Now, scientists say a smaller peptide, a “cousin” of amyloid beta, could also be neurotoxic.
Recent research in the journal ChemBioChem suggests that this peptide, known as P3, can also form dangerous brain clumps and could interact with amyloid beta in ways that support accumulation and toxicity, thereby contributing to neurodegeneration.
“The P3 peptide is, most likely, not the innocent bystander it was commonly thought to be. There’s still more research to be done. But this could turn Alzheimer’s research on its head,” said UC Santa Cruz professor Jevgenij Raskatov.
“P3 is a distinct aggregating peptide that is itself potentially neurotoxic and may be contributing to Alzheimer’s disease.”

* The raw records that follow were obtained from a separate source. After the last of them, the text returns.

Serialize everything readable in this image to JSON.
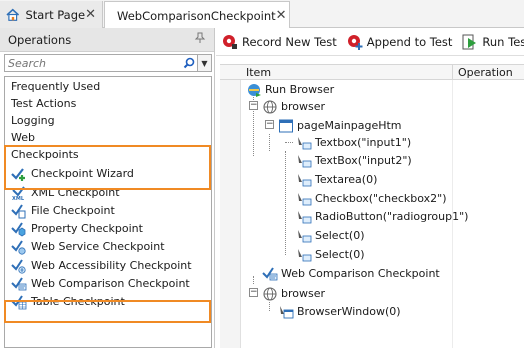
{
  "tabs": [
    {
      "label": "Start Page",
      "icon": "home-icon",
      "close": "✕"
    },
    {
      "label": "WebComparisonCheckpoint",
      "icon": "keyword-test-icon",
      "close": "✕"
    }
  ],
  "left_panel": {
    "title": "Operations",
    "search": {
      "placeholder": "Search",
      "value": ""
    },
    "items": [
      {
        "label": "Frequently Used",
        "icon": ""
      },
      {
        "label": "Test Actions",
        "icon": ""
      },
      {
        "label": "Logging",
        "icon": ""
      },
      {
        "label": "Web",
        "icon": ""
      },
      {
        "label": "Checkpoints",
        "icon": ""
      },
      {
        "label": "Checkpoint Wizard",
        "icon": "checkpoint-wizard-icon"
      },
      {
        "label": "XML Checkpoint",
        "icon": "xml-icon"
      },
      {
        "label": "File Checkpoint",
        "icon": "file-checkpoint-icon"
      },
      {
        "label": "Property Checkpoint",
        "icon": "property-checkpoint-icon"
      },
      {
        "label": "Web Service Checkpoint",
        "icon": "web-service-checkpoint-icon"
      },
      {
        "label": "Web Accessibility Checkpoint",
        "icon": "web-accessibility-checkpoint-icon"
      },
      {
        "label": "Web Comparison Checkpoint",
        "icon": "web-comparison-checkpoint-icon"
      },
      {
        "label": "Table Checkpoint",
        "icon": "table-checkpoint-icon"
      }
    ],
    "highlights": [
      "Checkpoints / Checkpoint Wizard",
      "Web Comparison Checkpoint"
    ],
    "highlight_color": "#f08a24"
  },
  "toolbar": {
    "record_label": "Record New Test",
    "append_label": "Append to Test",
    "run_label": "Run Test"
  },
  "grid": {
    "columns": [
      "Item",
      "Operation"
    ],
    "rows": [
      {
        "label": "Run Browser",
        "icon": "run-browser-icon"
      },
      {
        "label": "browser",
        "icon": "globe-icon"
      },
      {
        "label": "pageMainpageHtm",
        "icon": "page-icon"
      },
      {
        "label": "Textbox(\"input1\")",
        "icon": "checkpoint-icon"
      },
      {
        "label": "TextBox(\"input2\")",
        "icon": "checkpoint-icon"
      },
      {
        "label": "Textarea(0)",
        "icon": "checkpoint-icon"
      },
      {
        "label": "Checkbox(\"checkbox2\")",
        "icon": "checkpoint-icon"
      },
      {
        "label": "RadioButton(\"radiogroup1\")",
        "icon": "checkpoint-icon"
      },
      {
        "label": "Select(0)",
        "icon": "checkpoint-icon"
      },
      {
        "label": "Select(0)",
        "icon": "checkpoint-icon"
      },
      {
        "label": "Web Comparison Checkpoint",
        "icon": "web-comparison-checkpoint-icon"
      },
      {
        "label": "browser",
        "icon": "globe-icon"
      },
      {
        "label": "BrowserWindow(0)",
        "icon": "window-icon"
      }
    ]
  }
}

Alzheimer’s is marked by a decline in memory, thinking and learning. Nearly 7 million Americans are living with the condition, but researchers say millions more likely have symptoms but no formal diagnosis.
Previous research has theorized that P3 was non-toxic, water-soluble and would dissolve in the brain, preventing plaque accumulation.
Due to this assumption, P3 has been largely dismissed as a potential contributor to Alzheimer’s.
However, through their research, Raskatov and his team have demonstrated that P3 is as capable as amyloid beta of forming amyloid deposits — and does so more rapidly.
In addition, they found that while less toxic than amyloid beta, P3 still poses a serious threat to neurons.
Disconcertingly, Raskatov’s research has been wildly misinterpreted: four scientific articles in reputable journals have cited his work as evidence that P3 is a benign peptide that does not form amyloid.
“This is exactly the opposite of what we have actually shown,” Raskatov said. “We remain in the dark on how this sort of grand confusion may have come about. Clearly, there is more work ahead of us.”
In terms of treatment, Raskatov notes that the majority of the 400-plus clinical trials for Alzheimer’s drugs have targeted amyloid beta — and have largely failed or shown modest results with serious side effects.
Cholinesterase inhibitors and N-methyl-D-aspartate (NMDA) receptor antagonists can offer patients relief but do not impede disease progression.
More recently, medications like lecanemab and donanemab have been shown to improve mild cognitive impairment or dementia by clearing amyloid plaques from the brain.
Raskatov maintains that the development of Alzheimer’s treatments has been less than stellar, and the new information about P3 could help it get back on track.
“Progress has been extremely slow, and the current state of the art in Alzheimer’s therapy leaves much to be desired,” he said. “We need fundamentally new approaches to the problem.”